Not that I want to have an argument about it. Just to be clear.
 
@FaheemMitha :D
 
@Wildcard If all the mods step down, we won't have any mods left.
 
@Wildcard agreed
 
Which, I'm guessing could be a problem.
 
6:09 PM
... if terdon steps down I'mma have to apply to be a moderator :/
 
@ThomasWard Will you terrorize all of us?
@Wildcard It's true that Western medicine isn't very functional, and may be getting less so.
 
@FaheemMitha Vaccines are the only product in the U.S. for which manufacturers are entirely exempt from legal liability for defects in manufacturing. And the only companies that manufacture them, have all been convicted of felonies (such as lying to and/or bribing regulators, destroying evidence, etc.). There is no rational basis for claiming that those manufacturers have magically become virtuous where vaccines are concerned.
 
@Wildcard I know. That's a big part of why I'm still here, albeit on strike.
 
@Wildcard That's interesting. I didn't know any of that. But I was thinking about vaccines generally, not just American ones. The concept rather than the execution, if you will.
Also, do you have a reference for the above, and is anyone trying to plug that hole?
 
@Wildcard ... or those of us moderators such as me who exist in a state of neutrality and see it from both viewpoints but remain decidedly undecided on the ethical-ity/morality of how things were handled (or silence their opinions for the greater good of the specific sites which need to remain 'controlled' due to spam, etc.)
 
6:14 PM
@derobert I was just looking through the list of international/foreign banks that do business in India. It's rather alarming how many of them have been involved in major fraud. And maybe the others have too, we just don't know about it.
 
@FaheemMitha the link I gave has references for that point, among other references.
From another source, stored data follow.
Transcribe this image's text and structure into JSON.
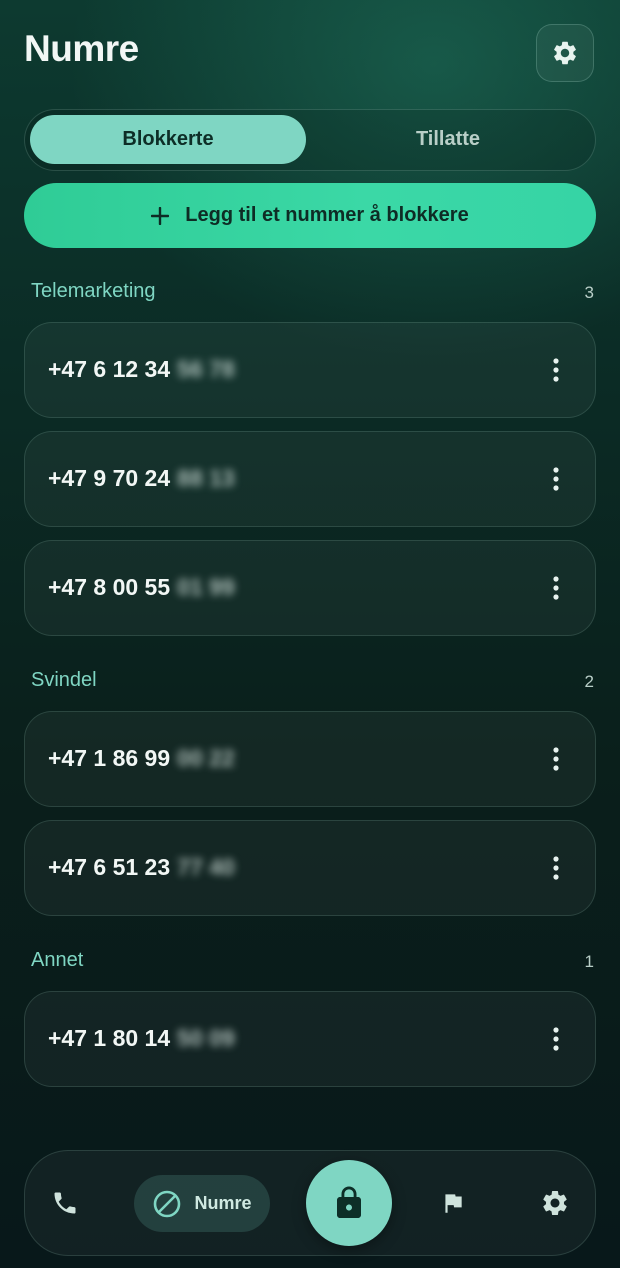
{
  "header": {
    "title": "Numre",
    "settings_icon": "gear-icon"
  },
  "tabs": [
    {
      "label": "Blokkerte",
      "active": true
    },
    {
      "label": "Tillatte",
      "active": false
    }
  ],
  "add_button": {
    "icon": "plus-icon",
    "label": "Legg til et nummer å blokkere"
  },
  "sections": [
    {
      "title": "Telemarketing",
      "count": "3",
      "numbers": [
        {
          "visible": "+47 6 12 34",
          "hidden": "56 78"
        },
        {
          "visible": "+47 9 70 24",
          "hidden": "88 13"
        },
        {
          "visible": "+47 8 00 55",
          "hidden": "01 99"
        }
      ]
    },
    {
      "title": "Svindel",
      "count": "2",
      "numbers": [
        {
          "visible": "+47 1 86 99",
          "hidden": "00 22"
        },
        {
          "visible": "+47 6 51 23",
          "hidden": "77 40"
        }
      ]
    },
    {
      "title": "Annet",
      "count": "1",
      "numbers": [
        {
          "visible": "+47 1 80 14",
          "hidden": "50 09"
        }
      ]
    }
  ],
  "nav": {
    "items": [
      {
        "icon": "phone-icon"
      },
      {
        "icon": "block-icon",
        "label": "Numre",
        "active": true
      },
      {
        "icon": "lock-icon"
      },
      {
        "icon": "flag-icon"
      },
      {
        "icon": "gear-icon"
      }
    ]
  },
  "colors": {
    "accent": "#7fd6c3",
    "button": "#36d4a0",
    "background": "#0a2622"
  }
}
Not sure what you mean about "plug that hole." The legislative trend in the U.S. right now is to mandate vaccines—actually that's already done in most places, so now it's to remove exemptions. Religious and philosophical exemptions have already been removed in most places, now they're removing medical exemptions.
 
Some days I feel like I just want to hide under my bed. But there's not much space under there. And it's probably a bit dusty, too.
 
@FaheemMitha Indeed...
 
user141350
Hello all, I would like to consult with you on something regarding neuro-musco-skeletal health, if it's okay,

I use computers since age 3, and today I am almost 30,

I have a chronic pain in my right shoulder, for 4 years now. In the last year this pain became sharper and more disturbing.

Almost every time I move my arm towards the stomach I feel a popping joint in my right shoulder, as well as pain there.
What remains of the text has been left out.